Search code examples
perlauthenticationuser-agentmojolicious

Replace authenticated user agent login/ page scrape using Perl and Mojolicious


I am trying to port some old web scraping scripts written using older Perl modules to work using only Mojolicious.

Have written a few basic scripts with Mojo but am puzzled on an authenticated login which uses a secure login site and how this should be handled with a Mojo::UserAgent script. Unfortunately the only example I can see in the documentation is for basic authentication without forms.

The Perl script I am trying to convert to work with Mojo:UserAgent is as follows:

#!/usr/bin/perl

use LWP;
use LWP::Simple;
use LWP::Debug qw(+);
use LWP::Protocol::https;
use WWW::Mechanize;
use HTTP::Cookies;

# login first before navigating to pages
# Create our automated browser and set up to handle cookies
my $agent = WWW::Mechanize->new();
$agent->cookie_jar(HTTP::Cookies->new());
$agent->agent_alias( 'Windows IE 6' );  #tell the website who we are (old!)

# get login page

$agent->get("https://reg.mysite.com")
$agent->success or die $agent->response->status_line;

# complete the user name and password form
$agent->form_number (1);
$agent->field (username => "user1");
$agent->field (password => "pass1");
$agent->click();

#try to get member's only content page from main site on basis we are now "logged in" 
$agent->get("http://www.mysite.com/memberpagesonly1");
$agent->success or die $agent->response->status_line;

$member_page = $agent->content();
print "$member_page\n";

So the above works fine. How to convert to do the same job in Mojolicious?


Solution

  • Mojolicious is a web application framework. While Mojo::UserAgent works well as a low-level HTTP user agent, and provides facilities that are unavailble from LWP (in particular native support for asynchronous requests and IPV6) neither are as convenient to use as as WWW::Mechanize for web scraping.

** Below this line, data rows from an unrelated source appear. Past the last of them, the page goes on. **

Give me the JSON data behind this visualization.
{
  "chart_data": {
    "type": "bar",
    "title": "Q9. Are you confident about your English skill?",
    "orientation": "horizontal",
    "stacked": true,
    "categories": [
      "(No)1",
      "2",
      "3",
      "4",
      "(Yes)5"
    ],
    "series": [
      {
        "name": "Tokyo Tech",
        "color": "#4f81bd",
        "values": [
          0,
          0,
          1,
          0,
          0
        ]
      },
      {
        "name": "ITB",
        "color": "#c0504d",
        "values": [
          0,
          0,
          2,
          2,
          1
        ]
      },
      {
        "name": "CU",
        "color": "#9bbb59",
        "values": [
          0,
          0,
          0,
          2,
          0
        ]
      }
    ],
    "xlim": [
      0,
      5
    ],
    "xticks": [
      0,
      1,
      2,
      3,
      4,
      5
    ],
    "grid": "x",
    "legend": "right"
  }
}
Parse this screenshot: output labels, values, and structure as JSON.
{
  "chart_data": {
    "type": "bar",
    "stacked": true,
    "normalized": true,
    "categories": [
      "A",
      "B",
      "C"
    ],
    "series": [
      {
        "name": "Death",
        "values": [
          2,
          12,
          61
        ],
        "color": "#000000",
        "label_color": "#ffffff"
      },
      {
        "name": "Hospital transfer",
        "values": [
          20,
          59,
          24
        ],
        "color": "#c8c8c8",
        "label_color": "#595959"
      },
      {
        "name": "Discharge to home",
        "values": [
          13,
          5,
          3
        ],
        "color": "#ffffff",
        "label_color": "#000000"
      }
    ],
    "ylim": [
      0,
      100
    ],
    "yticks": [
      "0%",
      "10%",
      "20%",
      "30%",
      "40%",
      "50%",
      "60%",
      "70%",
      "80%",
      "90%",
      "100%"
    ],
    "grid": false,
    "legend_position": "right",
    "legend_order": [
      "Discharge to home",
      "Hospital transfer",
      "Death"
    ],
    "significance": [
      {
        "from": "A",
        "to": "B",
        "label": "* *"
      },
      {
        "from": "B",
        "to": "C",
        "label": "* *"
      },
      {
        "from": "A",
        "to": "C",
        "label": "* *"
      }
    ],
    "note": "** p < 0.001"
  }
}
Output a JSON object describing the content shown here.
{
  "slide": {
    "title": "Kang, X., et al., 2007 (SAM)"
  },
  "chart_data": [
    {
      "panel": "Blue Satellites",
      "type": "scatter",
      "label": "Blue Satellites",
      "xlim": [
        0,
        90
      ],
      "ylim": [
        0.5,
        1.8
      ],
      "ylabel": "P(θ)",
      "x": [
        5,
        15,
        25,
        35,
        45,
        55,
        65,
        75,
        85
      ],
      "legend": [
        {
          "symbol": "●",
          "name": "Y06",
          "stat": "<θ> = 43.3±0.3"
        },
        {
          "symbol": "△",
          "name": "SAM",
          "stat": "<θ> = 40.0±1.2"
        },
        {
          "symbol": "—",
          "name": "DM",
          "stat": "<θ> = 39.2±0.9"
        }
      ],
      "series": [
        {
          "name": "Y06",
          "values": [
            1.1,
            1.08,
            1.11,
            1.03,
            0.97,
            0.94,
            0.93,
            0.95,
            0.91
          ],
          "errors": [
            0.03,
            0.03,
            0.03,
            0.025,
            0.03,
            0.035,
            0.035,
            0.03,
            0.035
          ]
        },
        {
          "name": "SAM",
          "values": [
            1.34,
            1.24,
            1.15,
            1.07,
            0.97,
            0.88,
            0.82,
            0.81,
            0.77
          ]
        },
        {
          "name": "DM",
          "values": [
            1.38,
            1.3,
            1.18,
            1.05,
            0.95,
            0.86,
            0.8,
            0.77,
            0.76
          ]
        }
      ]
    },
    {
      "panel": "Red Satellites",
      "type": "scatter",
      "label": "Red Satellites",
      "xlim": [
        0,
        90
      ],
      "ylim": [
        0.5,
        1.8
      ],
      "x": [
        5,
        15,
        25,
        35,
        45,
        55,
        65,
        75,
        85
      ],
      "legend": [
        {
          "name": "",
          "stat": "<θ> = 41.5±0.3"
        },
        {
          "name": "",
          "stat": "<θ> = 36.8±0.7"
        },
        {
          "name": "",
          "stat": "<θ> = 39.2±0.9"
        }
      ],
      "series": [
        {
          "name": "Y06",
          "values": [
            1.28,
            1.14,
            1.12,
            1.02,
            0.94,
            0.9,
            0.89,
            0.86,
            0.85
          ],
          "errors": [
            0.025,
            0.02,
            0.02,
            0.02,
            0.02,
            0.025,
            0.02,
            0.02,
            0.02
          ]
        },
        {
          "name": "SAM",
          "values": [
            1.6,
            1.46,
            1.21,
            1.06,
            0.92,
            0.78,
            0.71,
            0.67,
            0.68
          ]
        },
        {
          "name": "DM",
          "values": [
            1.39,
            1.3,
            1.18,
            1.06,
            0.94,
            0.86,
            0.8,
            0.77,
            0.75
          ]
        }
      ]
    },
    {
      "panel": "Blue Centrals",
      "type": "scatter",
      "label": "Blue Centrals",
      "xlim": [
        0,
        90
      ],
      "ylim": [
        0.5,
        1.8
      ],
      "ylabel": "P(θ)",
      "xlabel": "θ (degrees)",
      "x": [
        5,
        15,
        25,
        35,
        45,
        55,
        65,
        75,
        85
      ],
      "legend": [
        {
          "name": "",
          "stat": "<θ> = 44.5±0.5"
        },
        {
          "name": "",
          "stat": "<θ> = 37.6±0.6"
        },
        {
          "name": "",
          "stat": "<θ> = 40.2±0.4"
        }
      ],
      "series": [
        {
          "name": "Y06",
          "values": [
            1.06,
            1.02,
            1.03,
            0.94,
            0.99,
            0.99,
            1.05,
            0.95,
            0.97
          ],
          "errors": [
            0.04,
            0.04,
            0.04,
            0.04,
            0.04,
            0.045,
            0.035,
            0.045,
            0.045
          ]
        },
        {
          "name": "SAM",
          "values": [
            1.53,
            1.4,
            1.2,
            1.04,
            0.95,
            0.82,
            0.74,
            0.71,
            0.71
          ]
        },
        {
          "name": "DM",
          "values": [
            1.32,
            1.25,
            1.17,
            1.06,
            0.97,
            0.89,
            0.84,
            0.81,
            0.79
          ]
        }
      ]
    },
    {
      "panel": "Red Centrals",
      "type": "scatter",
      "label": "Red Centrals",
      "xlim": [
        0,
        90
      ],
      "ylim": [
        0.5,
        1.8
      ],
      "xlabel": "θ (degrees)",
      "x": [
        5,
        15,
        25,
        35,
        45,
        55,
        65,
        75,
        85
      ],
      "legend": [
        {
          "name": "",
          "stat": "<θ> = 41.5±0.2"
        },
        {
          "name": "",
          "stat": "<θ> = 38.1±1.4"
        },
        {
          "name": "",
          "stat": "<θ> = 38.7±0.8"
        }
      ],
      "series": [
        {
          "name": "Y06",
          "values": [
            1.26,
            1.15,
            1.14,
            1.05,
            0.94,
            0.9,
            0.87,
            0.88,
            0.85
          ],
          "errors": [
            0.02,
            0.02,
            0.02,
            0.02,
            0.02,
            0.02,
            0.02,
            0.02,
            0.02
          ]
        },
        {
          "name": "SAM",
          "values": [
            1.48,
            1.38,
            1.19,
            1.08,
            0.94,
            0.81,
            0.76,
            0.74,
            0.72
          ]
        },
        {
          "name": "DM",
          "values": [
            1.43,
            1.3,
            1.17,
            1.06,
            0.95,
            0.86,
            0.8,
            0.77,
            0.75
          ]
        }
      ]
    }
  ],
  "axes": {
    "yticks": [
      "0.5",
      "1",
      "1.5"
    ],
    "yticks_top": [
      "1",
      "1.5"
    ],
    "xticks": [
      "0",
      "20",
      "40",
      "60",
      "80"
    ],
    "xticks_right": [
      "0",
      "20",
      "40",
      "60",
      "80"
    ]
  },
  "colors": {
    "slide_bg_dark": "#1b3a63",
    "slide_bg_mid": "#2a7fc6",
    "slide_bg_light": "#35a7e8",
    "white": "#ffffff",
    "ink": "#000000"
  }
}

    WWW::Mechanize subclasses LWP::UserAgent to interface with the internet, and uses HTML::Form to process the forms it finds. Mojo::UserAgent has no facility for processing HTML forms, and so building the corresponding HTTP requests is not at all straighforward. Information such as the HTTP method used (GET or POST) the names of the form fields, and the insertion of default values for hidden fields are all done automatically by HTML::Form and are left to the programmer if you restrict yourself to Mojo::UserAgent.

    It seems to me that even trying to use Mojo::UserAgent in combination with HTML::Form is poblematic, as the former requires a Mojo::Transaction::HTTP object to represent the submission of a filled-in form, whereas the latter generates HTTP::Request objects for use with LWP.

    In short, unless you are willing to largely rewrite WWW::Mechanize, I think there is no way to reimplement your software using Mojolicious modules.